Die einfache Unterscheidung zwischen den zwei Zuständen „1“ und „0“ bot über die Diebstahlssicherung hinaus noch nicht allzu viele Anwendungsmöglichkeiten. Erst als Transponder mit Speicher auf den Markt gelangten, sodass sich die gekennzeichneten Dinge nicht nur detektieren, sondern mit Hilfe der gespeicherten Daten auch unterscheiden ließen, kam mehr Schwung in die Entwicklung dieser Technik [5].

Dabei hat sich das grundsätzliche Prinzip zwar nicht geändert, aber die heute verwendeten Transponder - ein Kunstwort aus transmit und response - bestehen aus einem Mikrochip, der auch die Funktion des Kondensators übernimmt, sowie einer Antenne in Form einer Spule oder eines Dipols, eingebettet in einen Träger.

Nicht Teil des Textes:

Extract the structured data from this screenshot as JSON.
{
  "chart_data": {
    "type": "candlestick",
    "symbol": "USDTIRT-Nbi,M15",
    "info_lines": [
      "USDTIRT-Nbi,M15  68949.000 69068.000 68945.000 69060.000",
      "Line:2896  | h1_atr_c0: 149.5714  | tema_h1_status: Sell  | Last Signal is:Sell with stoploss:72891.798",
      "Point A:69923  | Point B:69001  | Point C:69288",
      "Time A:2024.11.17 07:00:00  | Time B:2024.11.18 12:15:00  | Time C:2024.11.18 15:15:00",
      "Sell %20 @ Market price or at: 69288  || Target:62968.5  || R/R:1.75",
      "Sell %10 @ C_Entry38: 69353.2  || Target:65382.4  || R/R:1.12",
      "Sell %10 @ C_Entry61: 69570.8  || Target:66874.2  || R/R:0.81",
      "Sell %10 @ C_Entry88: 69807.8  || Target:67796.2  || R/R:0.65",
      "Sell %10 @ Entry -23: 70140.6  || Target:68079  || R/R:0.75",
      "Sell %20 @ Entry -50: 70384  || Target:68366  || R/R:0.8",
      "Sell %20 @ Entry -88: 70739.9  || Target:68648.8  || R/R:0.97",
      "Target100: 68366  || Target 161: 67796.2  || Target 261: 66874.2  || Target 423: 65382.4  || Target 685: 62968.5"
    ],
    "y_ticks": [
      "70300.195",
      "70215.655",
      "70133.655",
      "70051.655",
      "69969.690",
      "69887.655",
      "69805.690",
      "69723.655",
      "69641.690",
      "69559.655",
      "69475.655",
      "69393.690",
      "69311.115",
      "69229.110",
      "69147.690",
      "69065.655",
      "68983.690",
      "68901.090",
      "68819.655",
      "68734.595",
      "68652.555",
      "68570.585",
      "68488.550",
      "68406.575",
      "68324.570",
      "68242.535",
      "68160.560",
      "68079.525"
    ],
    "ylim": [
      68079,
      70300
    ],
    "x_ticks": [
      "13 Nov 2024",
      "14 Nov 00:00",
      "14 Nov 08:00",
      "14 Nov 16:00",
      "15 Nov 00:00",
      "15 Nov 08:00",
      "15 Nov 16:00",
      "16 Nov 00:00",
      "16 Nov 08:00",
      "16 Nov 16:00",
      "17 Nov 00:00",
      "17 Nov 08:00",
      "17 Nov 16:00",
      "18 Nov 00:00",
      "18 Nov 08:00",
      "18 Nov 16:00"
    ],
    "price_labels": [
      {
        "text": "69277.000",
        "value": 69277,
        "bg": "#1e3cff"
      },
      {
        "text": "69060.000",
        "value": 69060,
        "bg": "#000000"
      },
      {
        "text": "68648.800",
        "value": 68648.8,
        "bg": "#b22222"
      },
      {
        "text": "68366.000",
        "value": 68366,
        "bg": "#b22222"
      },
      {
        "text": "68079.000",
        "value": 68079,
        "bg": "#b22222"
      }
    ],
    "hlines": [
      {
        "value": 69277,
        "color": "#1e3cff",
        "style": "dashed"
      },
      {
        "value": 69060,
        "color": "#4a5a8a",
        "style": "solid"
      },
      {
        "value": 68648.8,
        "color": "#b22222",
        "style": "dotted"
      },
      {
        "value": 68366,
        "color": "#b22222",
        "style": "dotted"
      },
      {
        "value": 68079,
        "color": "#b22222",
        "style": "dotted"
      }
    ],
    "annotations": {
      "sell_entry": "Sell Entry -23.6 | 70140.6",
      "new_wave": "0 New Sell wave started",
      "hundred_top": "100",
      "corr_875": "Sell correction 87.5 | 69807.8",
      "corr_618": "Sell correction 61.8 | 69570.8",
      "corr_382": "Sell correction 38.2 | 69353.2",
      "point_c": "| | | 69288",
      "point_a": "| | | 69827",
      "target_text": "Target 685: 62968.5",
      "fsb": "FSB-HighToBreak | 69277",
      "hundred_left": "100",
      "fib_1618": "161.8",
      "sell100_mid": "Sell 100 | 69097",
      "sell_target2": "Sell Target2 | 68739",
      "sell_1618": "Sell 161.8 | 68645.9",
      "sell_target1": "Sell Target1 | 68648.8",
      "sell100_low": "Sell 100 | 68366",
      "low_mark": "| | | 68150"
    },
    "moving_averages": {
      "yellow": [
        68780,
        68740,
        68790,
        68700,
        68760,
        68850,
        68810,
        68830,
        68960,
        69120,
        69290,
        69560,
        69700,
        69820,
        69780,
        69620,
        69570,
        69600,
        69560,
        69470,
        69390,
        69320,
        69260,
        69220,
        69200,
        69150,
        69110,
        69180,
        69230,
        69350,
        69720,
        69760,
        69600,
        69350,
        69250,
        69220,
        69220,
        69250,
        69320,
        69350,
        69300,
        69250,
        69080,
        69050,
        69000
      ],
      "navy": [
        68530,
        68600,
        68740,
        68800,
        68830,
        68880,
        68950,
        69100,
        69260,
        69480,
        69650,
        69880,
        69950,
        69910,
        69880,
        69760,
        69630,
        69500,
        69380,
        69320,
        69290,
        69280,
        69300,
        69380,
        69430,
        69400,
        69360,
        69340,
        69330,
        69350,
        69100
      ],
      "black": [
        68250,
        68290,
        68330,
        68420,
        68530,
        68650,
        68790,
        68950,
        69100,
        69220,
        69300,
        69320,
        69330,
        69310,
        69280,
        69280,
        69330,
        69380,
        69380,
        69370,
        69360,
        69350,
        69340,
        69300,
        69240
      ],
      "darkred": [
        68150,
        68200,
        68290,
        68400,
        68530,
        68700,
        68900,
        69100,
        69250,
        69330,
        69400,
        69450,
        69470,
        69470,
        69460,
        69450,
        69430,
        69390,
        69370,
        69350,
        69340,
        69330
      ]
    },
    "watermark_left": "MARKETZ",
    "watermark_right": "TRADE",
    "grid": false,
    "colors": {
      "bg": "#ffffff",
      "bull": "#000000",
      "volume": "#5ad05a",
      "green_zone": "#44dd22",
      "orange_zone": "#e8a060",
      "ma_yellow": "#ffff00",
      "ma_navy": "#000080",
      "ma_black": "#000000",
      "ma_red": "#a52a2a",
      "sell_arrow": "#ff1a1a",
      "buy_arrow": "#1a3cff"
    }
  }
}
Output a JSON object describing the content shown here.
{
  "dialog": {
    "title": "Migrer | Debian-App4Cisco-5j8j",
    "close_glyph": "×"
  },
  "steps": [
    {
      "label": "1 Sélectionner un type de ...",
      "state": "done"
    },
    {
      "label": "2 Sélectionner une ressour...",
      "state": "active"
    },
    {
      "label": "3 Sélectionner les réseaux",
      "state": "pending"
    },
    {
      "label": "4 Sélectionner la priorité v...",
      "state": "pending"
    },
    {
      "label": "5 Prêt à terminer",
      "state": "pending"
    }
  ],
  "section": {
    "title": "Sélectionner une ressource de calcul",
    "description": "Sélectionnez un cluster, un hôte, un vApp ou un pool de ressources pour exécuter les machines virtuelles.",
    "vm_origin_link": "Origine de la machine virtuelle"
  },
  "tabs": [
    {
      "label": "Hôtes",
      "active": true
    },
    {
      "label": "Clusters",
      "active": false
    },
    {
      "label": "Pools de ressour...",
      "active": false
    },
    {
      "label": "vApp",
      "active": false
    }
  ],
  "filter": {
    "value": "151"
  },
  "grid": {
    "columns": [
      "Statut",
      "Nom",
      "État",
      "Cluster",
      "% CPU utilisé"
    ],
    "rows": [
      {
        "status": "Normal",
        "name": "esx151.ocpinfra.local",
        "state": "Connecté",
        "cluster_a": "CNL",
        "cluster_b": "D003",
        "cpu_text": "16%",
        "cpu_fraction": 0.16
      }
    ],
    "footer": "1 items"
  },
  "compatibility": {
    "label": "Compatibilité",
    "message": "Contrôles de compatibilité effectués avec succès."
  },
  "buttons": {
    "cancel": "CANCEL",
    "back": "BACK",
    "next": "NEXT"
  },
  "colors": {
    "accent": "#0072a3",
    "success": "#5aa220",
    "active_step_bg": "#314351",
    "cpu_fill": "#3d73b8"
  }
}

Das Lesegerät, das trotz seines Namens in der Regel auch Daten auf den Transponder schreiben kann, besteht aus einem Hochfrequenzmodul mit Sender und Empfänger, einem Controller und einer Antenne sowie je nach Anwendung auch einer seriellen oder einer WLAN-Schnittstelle für die Weiterleitung der Daten an einen Computer oder eine Automatensteuerung.

Zur Datenübertragung wird - etwas vereinfacht gesagt - bei beiden Verfahren ein parallel zur Antenne geschalteter Lastwiderstand ein- und ausgeschaltet, um das Signal zu modulieren.

Die Bauformen der Transponder sind ebenso vielfältig wie die Anwendungen [6]. Für einfache Anwendungen, die nur eine Identifizierung erfordern, reicht es, wenn der Mikrochip genügend Speicher für eine Seriennummer enthält. Die kostengünstigste Variante sind Tags mit einem bereits bei der Chipherstellung kodierten Read-only-Speicher. Sie werden vor allem als direkter Ersatz für den Barcode, aber beispielsweise auch bei der Identifikation von Tieren eingesetzt, denen man in Glaskapseln eingebettete Transponder unter die Haut injiziert. Eine Technik für alle Fälle

Soll der Transponder über eine Seriennummer hinaus weitere Daten aufnehmen, kann man ihn mit einem bis zu 100 000-fach wiederbeschreibbaren EEPROM mit Kapazitäten zwischen wenigen Byte und mehr als 100 KByte ausstatten. Den Schreib- und Lesezugriff inklusive der Abfrage einer Zugriffsberechtigung ermöglicht ein Zustandsautomat. Wahlweise sind damit auch einfache zeichenweise symmetrische Verschlüsselung (Streamcipher oder Stromverschlüsselung mit Pseudozufallszahlen) und Antikollisionsverfahren möglich. Letztere beschreiben, wie das Lesegerät einzelne Chips nacheinander ansprechen kann, wenn sich gleichzeitig mehrere Transponder im Lesebereich befinden.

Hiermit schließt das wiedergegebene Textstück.